Posted by The Average Investor on Dec 4, 2011
The markets had their best week in more than 2 years, more precisely since March 2009. The S&P 500 ended up the week a whopping 7.31% higher. The up-move was sufficient to push the index above it’s 20-week moving average. It seems I did the math wrong in my previous post.
The last week also marked the end of month. As of the end of November, the performance of the indicators stood as follows:
|Buy and Hold||-0.70%|
An impressive performance by the DVI indicator! Let’s see how the year ends.
Posted by The Average Investor on Dec 2, 2011
Unless the markets close sharply higher, more than 5.13% on the S&P 500, the 20-week moving average will be above the close, thus, no changes to its out-of-market status. Likewise, the contrarian DVI indicator is also indicating a short as of the Friday’s close and so does my ARMA indicators for most of the values (a bit unstable today). Are the indicators foreseeing something we can’t grasp by our emotional thinking? Next week will tell.
Posted by The Average Investor on Nov 30, 2011
Today is the last trading day for the month and the markets are exploding, so are we close to the S&P 500 closing above its 10-month (or 12-month) moving average? The answer is negative. Unless the SPY (the most liquid S&P 500 ETF) closes at $128.81 or higher, we will still end November below the 10-month SMA. This is 7.23% higher than Thursday’s close. Not quite likely, but hey, put a LOC (limit order at the close) in your Interactive Brokers account.
To compute these values, I use a parallel approach to the one shown for the DVI indicator. The code will be posted soon, but right now I am quite busy with some improvements on the ARMA/GARCH strategies.
Posted by The Average Investor on Nov 20, 2011
A very ugly week in the markets. The S&P 500 lost -3.69%, which put it below its 20-week moving average. The index was above this moving average since Oct 21, catching some of the October rally, but last week slammed this trade into losing territory, -1.61%.
The market was down 4 of the 5 trading days. The DVI indicator was short on Monday (winning) and Tuesday (losing) and wend long afterwards (losing). This resulted in a lost of only -2.8%.
The real loser was my ARMA indicator. Yes that’s right, it was even worst. It got the market direction wrong every single day of the week for a whopping -4.67% lost.
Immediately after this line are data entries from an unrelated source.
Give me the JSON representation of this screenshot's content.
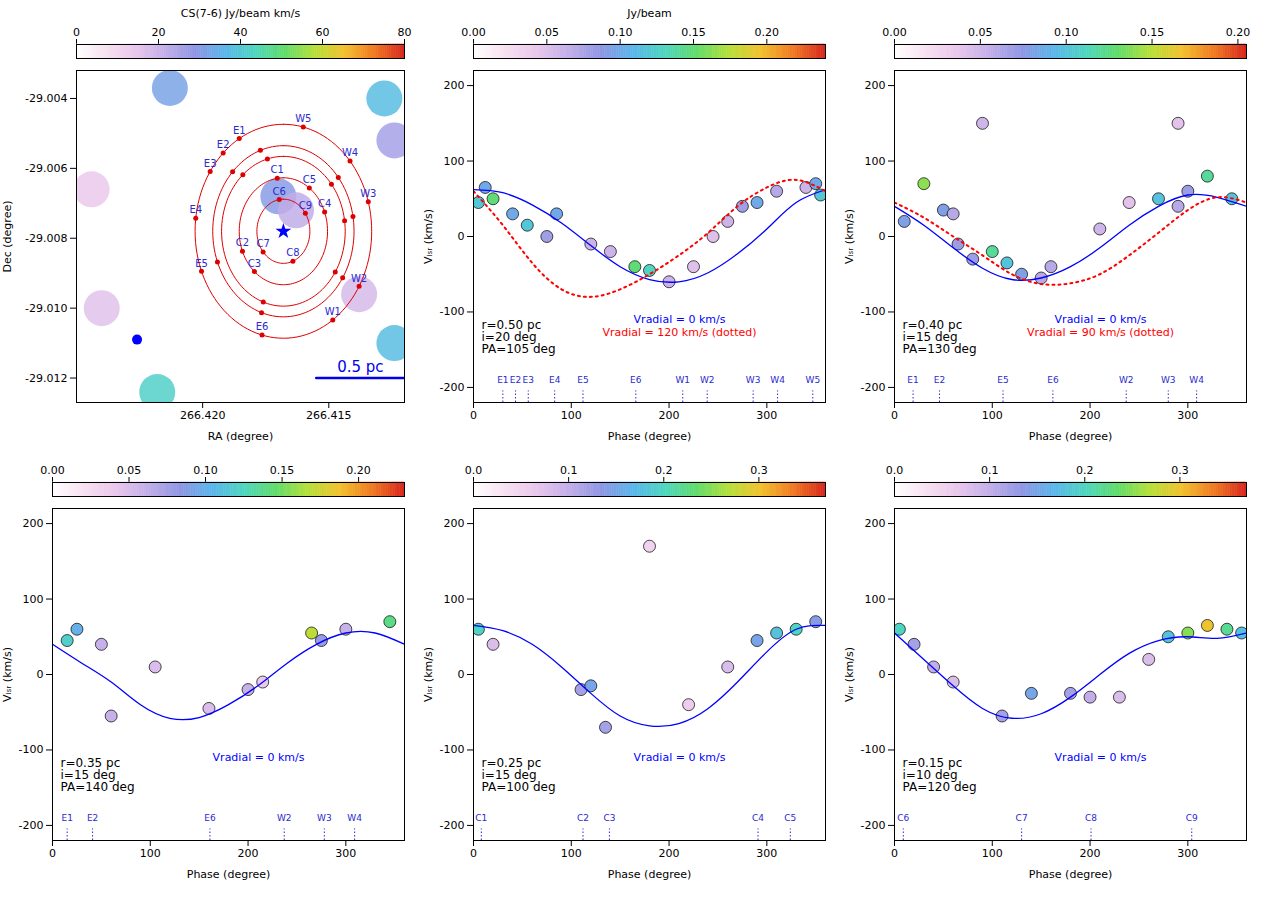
{
  "chart_data": [
    {
      "type": "map",
      "colorbar": {
        "label": "CS(7-6) Jy/beam km/s",
        "range": [
          0,
          80
        ],
        "ticks": [
          0,
          20,
          40,
          60,
          80
        ]
      },
      "xlabel": "RA (degree)",
      "ylabel": "Dec (degree)",
      "xlim": [
        266.425,
        266.412
      ],
      "xticks": [
        {
          "value": 266.42,
          "label": "266.420"
        },
        266.415
      ],
      "ylim": [
        -29.0127,
        -29.0032
      ],
      "yticks": [
        -29.004,
        -29.006,
        -29.008,
        {
          "value": -29.01,
          "label": "-29.010"
        },
        -29.012
      ],
      "emission": {
        "ra": [
          266.4213,
          266.4128,
          266.4124,
          266.4244,
          266.4218,
          266.4124,
          266.417,
          266.4163,
          266.4138,
          266.424
        ],
        "dec": [
          -29.0037,
          -29.004,
          -29.0052,
          -29.0066,
          -29.0124,
          -29.011,
          -29.0068,
          -29.0072,
          -29.0096,
          -29.01
        ],
        "values": [
          32,
          38,
          26,
          14,
          42,
          38,
          30,
          22,
          18,
          16
        ]
      },
      "center": {
        "ra": 266.4168,
        "dec": -29.0078,
        "marker": "star",
        "color": "#0000ff"
      },
      "symbols": [
        {
          "ra": 266.4168,
          "dec": -29.0078,
          "marker": "star",
          "color": "#0000ff"
        },
        {
          "ra": 266.4226,
          "dec": -29.0109,
          "marker": "circle",
          "color": "#0000ff"
        }
      ],
      "scale_bar": {
        "label": "0.5 pc",
        "length_pc": 0.5,
        "ra": [
          266.4155,
          266.412
        ],
        "dec": -29.012
      }
    },
    {
      "type": "pv",
      "colorbar": {
        "label": "Jy/beam",
        "range": [
          0,
          0.24
        ],
        "ticks": [
          {
            "value": 0,
            "label": "0.00"
          },
          0.05,
          {
            "value": 0.1,
            "label": "0.10"
          },
          0.15,
          {
            "value": 0.2,
            "label": "0.20"
          }
        ]
      },
      "xlabel": "Phase (degree)",
      "ylabel": "Vₗₛᵣ (km/s)",
      "xlim": [
        0,
        360
      ],
      "xticks": [
        0,
        100,
        200,
        300
      ],
      "ylim": [
        -220,
        220
      ],
      "yticks": [
        -200,
        -100,
        0,
        100,
        200
      ],
      "annotations": [
        "r=0.50 pc",
        "i=20 deg",
        "PA=105 deg"
      ],
      "r_pc": 0.5,
      "emission": {
        "phase": [
          5,
          12,
          20,
          40,
          55,
          75,
          85,
          120,
          140,
          165,
          180,
          200,
          225,
          245,
          260,
          275,
          290,
          310,
          340,
          350,
          355
        ],
        "velocity": [
          45,
          65,
          50,
          30,
          15,
          0,
          30,
          -10,
          -20,
          -40,
          -45,
          -60,
          -40,
          0,
          20,
          40,
          45,
          60,
          65,
          70,
          55
        ],
        "values": [
          0.12,
          0.1,
          0.15,
          0.1,
          0.12,
          0.08,
          0.1,
          0.06,
          0.06,
          0.15,
          0.13,
          0.06,
          0.05,
          0.05,
          0.06,
          0.08,
          0.1,
          0.07,
          0.06,
          0.1,
          0.12
        ]
      },
      "series": [
        {
          "name": "Vradial = 0 km/s",
          "color": "#0000ff",
          "line_style": "solid",
          "x": [
            0,
            30,
            60,
            90,
            120,
            150,
            180,
            210,
            240,
            270,
            300,
            330,
            360
          ],
          "values": [
            62,
            58,
            42,
            18,
            -12,
            -40,
            -57,
            -60,
            -48,
            -23,
            10,
            45,
            62
          ]
        },
        {
          "name": "Vradial = 120 km/s (dotted)",
          "color": "#ff0000",
          "line_style": "dotted",
          "x": [
            0,
            30,
            60,
            90,
            120,
            150,
            180,
            210,
            240,
            270,
            300,
            330,
            360
          ],
          "values": [
            60,
            15,
            -35,
            -70,
            -80,
            -70,
            -50,
            -25,
            5,
            40,
            65,
            75,
            60
          ]
        }
      ],
      "markers": {
        "labels": [
          "E1",
          "E2",
          "E3",
          "E4",
          "E5",
          "E6",
          "W1",
          "W2",
          "W3",
          "W4",
          "W5"
        ],
        "phase": [
          30,
          43,
          56,
          83,
          112,
          166,
          214,
          239,
          286,
          311,
          347
        ]
      }
    },
    {
      "type": "pv",
      "colorbar": {
        "range": [
          0,
          0.205
        ],
        "ticks": [
          {
            "value": 0,
            "label": "0.00"
          },
          0.05,
          {
            "value": 0.1,
            "label": "0.10"
          },
          0.15,
          {
            "value": 0.2,
            "label": "0.20"
          }
        ]
      },
      "xlabel": "Phase (degree)",
      "ylabel": "Vₗₛᵣ (km/s)",
      "xlim": [
        0,
        360
      ],
      "xticks": [
        0,
        100,
        200,
        300
      ],
      "ylim": [
        -220,
        220
      ],
      "yticks": [
        -200,
        -100,
        0,
        100,
        200
      ],
      "annotations": [
        "r=0.40 pc",
        "i=15 deg",
        "PA=130 deg"
      ],
      "r_pc": 0.4,
      "emission": {
        "phase": [
          10,
          30,
          50,
          60,
          65,
          80,
          100,
          115,
          130,
          150,
          160,
          210,
          240,
          270,
          290,
          300,
          320,
          345,
          90,
          290
        ],
        "velocity": [
          20,
          70,
          35,
          30,
          -10,
          -30,
          -20,
          -35,
          -50,
          -55,
          -40,
          10,
          45,
          50,
          40,
          60,
          80,
          50,
          150,
          150
        ],
        "values": [
          0.08,
          0.14,
          0.08,
          0.06,
          0.07,
          0.07,
          0.12,
          0.1,
          0.08,
          0.06,
          0.06,
          0.05,
          0.04,
          0.1,
          0.06,
          0.07,
          0.12,
          0.1,
          0.05,
          0.04
        ]
      },
      "series": [
        {
          "name": "Vradial = 0 km/s",
          "color": "#0000ff",
          "line_style": "solid",
          "x": [
            0,
            30,
            60,
            90,
            120,
            150,
            180,
            210,
            240,
            270,
            300,
            330,
            360
          ],
          "values": [
            40,
            15,
            -15,
            -42,
            -57,
            -55,
            -40,
            -15,
            15,
            40,
            55,
            52,
            40
          ]
        },
        {
          "name": "Vradial = 90 km/s (dotted)",
          "color": "#ff0000",
          "line_style": "dotted",
          "x": [
            0,
            30,
            60,
            90,
            120,
            150,
            180,
            210,
            240,
            270,
            300,
            330,
            360
          ],
          "values": [
            45,
            25,
            0,
            -25,
            -50,
            -63,
            -62,
            -50,
            -25,
            5,
            35,
            52,
            45
          ]
        }
      ],
      "markers": {
        "labels": [
          "E1",
          "E2",
          "E5",
          "E6",
          "W2",
          "W3",
          "W4"
        ],
        "phase": [
          19,
          46,
          111,
          162,
          237,
          280,
          309
        ]
      }
    },
    {
      "type": "pv",
      "colorbar": {
        "range": [
          0,
          0.23
        ],
        "ticks": [
          {
            "value": 0,
            "label": "0.00"
          },
          0.05,
          {
            "value": 0.1,
            "label": "0.10"
          },
          0.15,
          {
            "value": 0.2,
            "label": "0.20"
          }
        ]
      },
      "xlabel": "Phase (degree)",
      "ylabel": "Vₗₛᵣ (km/s)",
      "xlim": [
        0,
        360
      ],
      "xticks": [
        0,
        100,
        200,
        300
      ],
      "ylim": [
        -220,
        220
      ],
      "yticks": [
        -200,
        -100,
        0,
        100,
        200
      ],
      "annotations": [
        "r=0.35 pc",
        "i=15 deg",
        "PA=140 deg"
      ],
      "r_pc": 0.35,
      "emission": {
        "phase": [
          15,
          25,
          50,
          60,
          105,
          160,
          200,
          215,
          265,
          275,
          300,
          345
        ],
        "velocity": [
          45,
          60,
          40,
          -55,
          10,
          -45,
          -20,
          -10,
          55,
          45,
          60,
          70
        ],
        "values": [
          0.12,
          0.1,
          0.06,
          0.06,
          0.05,
          0.05,
          0.06,
          0.04,
          0.17,
          0.08,
          0.06,
          0.14
        ]
      },
      "series": [
        {
          "name": "Vradial = 0 km/s",
          "color": "#0000ff",
          "line_style": "solid",
          "x": [
            0,
            30,
            60,
            90,
            120,
            150,
            180,
            210,
            240,
            270,
            300,
            330,
            360
          ],
          "values": [
            40,
            15,
            -10,
            -40,
            -58,
            -57,
            -40,
            -15,
            15,
            40,
            55,
            55,
            40
          ]
        }
      ],
      "markers": {
        "labels": [
          "E1",
          "E2",
          "E6",
          "W2",
          "W3",
          "W4"
        ],
        "phase": [
          15,
          41,
          161,
          237,
          278,
          309
        ]
      }
    },
    {
      "type": "pv",
      "colorbar": {
        "range": [
          0,
          0.37
        ],
        "ticks": [
          {
            "value": 0,
            "label": "0.0"
          },
          0.1,
          0.2,
          0.3
        ]
      },
      "xlabel": "Phase (degree)",
      "ylabel": "Vₗₛᵣ (km/s)",
      "xlim": [
        0,
        360
      ],
      "xticks": [
        0,
        100,
        200,
        300
      ],
      "ylim": [
        -220,
        220
      ],
      "yticks": [
        -200,
        -100,
        0,
        100,
        200
      ],
      "annotations": [
        "r=0.25 pc",
        "i=15 deg",
        "PA=100 deg"
      ],
      "r_pc": 0.25,
      "emission": {
        "phase": [
          5,
          20,
          110,
          120,
          135,
          220,
          260,
          290,
          310,
          330,
          350,
          180
        ],
        "velocity": [
          60,
          40,
          -20,
          -15,
          -70,
          -40,
          10,
          45,
          55,
          60,
          70,
          170
        ],
        "values": [
          0.2,
          0.08,
          0.12,
          0.15,
          0.12,
          0.06,
          0.08,
          0.15,
          0.18,
          0.2,
          0.14,
          0.05
        ]
      },
      "series": [
        {
          "name": "Vradial = 0 km/s",
          "color": "#0000ff",
          "line_style": "solid",
          "x": [
            0,
            30,
            60,
            90,
            120,
            150,
            180,
            210,
            240,
            270,
            300,
            330,
            360
          ],
          "values": [
            65,
            58,
            40,
            10,
            -25,
            -55,
            -68,
            -65,
            -45,
            -10,
            30,
            60,
            65
          ]
        }
      ],
      "markers": {
        "labels": [
          "C1",
          "C2",
          "C3",
          "C4",
          "C5"
        ],
        "phase": [
          8,
          112,
          139,
          291,
          324
        ]
      }
    },
    {
      "type": "pv",
      "colorbar": {
        "range": [
          0,
          0.37
        ],
        "ticks": [
          {
            "value": 0,
            "label": "0.0"
          },
          0.1,
          0.2,
          0.3
        ]
      },
      "xlabel": "Phase (degree)",
      "ylabel": "Vₗₛᵣ (km/s)",
      "xlim": [
        0,
        360
      ],
      "xticks": [
        0,
        100,
        200,
        300
      ],
      "ylim": [
        -220,
        220
      ],
      "yticks": [
        -200,
        -100,
        0,
        100,
        200
      ],
      "annotations": [
        "r=0.15 pc",
        "i=10 deg",
        "PA=120 deg"
      ],
      "r_pc": 0.15,
      "emission": {
        "phase": [
          5,
          20,
          40,
          60,
          110,
          140,
          180,
          200,
          230,
          260,
          280,
          300,
          320,
          340,
          355
        ],
        "velocity": [
          60,
          40,
          10,
          -10,
          -55,
          -25,
          -25,
          -30,
          -30,
          20,
          50,
          55,
          65,
          60,
          55
        ],
        "values": [
          0.2,
          0.12,
          0.1,
          0.08,
          0.12,
          0.15,
          0.12,
          0.1,
          0.08,
          0.08,
          0.18,
          0.25,
          0.3,
          0.22,
          0.18
        ]
      },
      "series": [
        {
          "name": "Vradial = 0 km/s",
          "color": "#0000ff",
          "line_style": "solid",
          "x": [
            0,
            30,
            60,
            90,
            120,
            150,
            180,
            210,
            240,
            270,
            300,
            330,
            360
          ],
          "values": [
            55,
            20,
            -15,
            -45,
            -58,
            -52,
            -30,
            0,
            28,
            45,
            50,
            48,
            55
          ]
        }
      ],
      "markers": {
        "labels": [
          "C6",
          "C7",
          "C8",
          "C9"
        ],
        "phase": [
          9,
          130,
          201,
          304
        ]
      }
    }
  ]
}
Both DVI and ARMA are long for Monday (check the right bar on the blog) and they seem to indicate that markets are entering into oversold territory.
Posted by The Average Investor on Nov 12, 2011
Positive, but very volatile week. Here is the performance up-to-date for the two (imaginary) positions based on long term moving averages:
|20 Week||Long (SPY)||2011-10-21||2.17%|
|10 Month||Out (IEF)||2011-08-31||0.67%|
I am dropping the 200-day moving average because it is hard to follow on weekly basis.
The DVI indicator was long for the entire week, so it followed the performance of the index – 0.94%. As of the Friday close however the DVI indicator went above 0.5, which indicates a short position for Monday.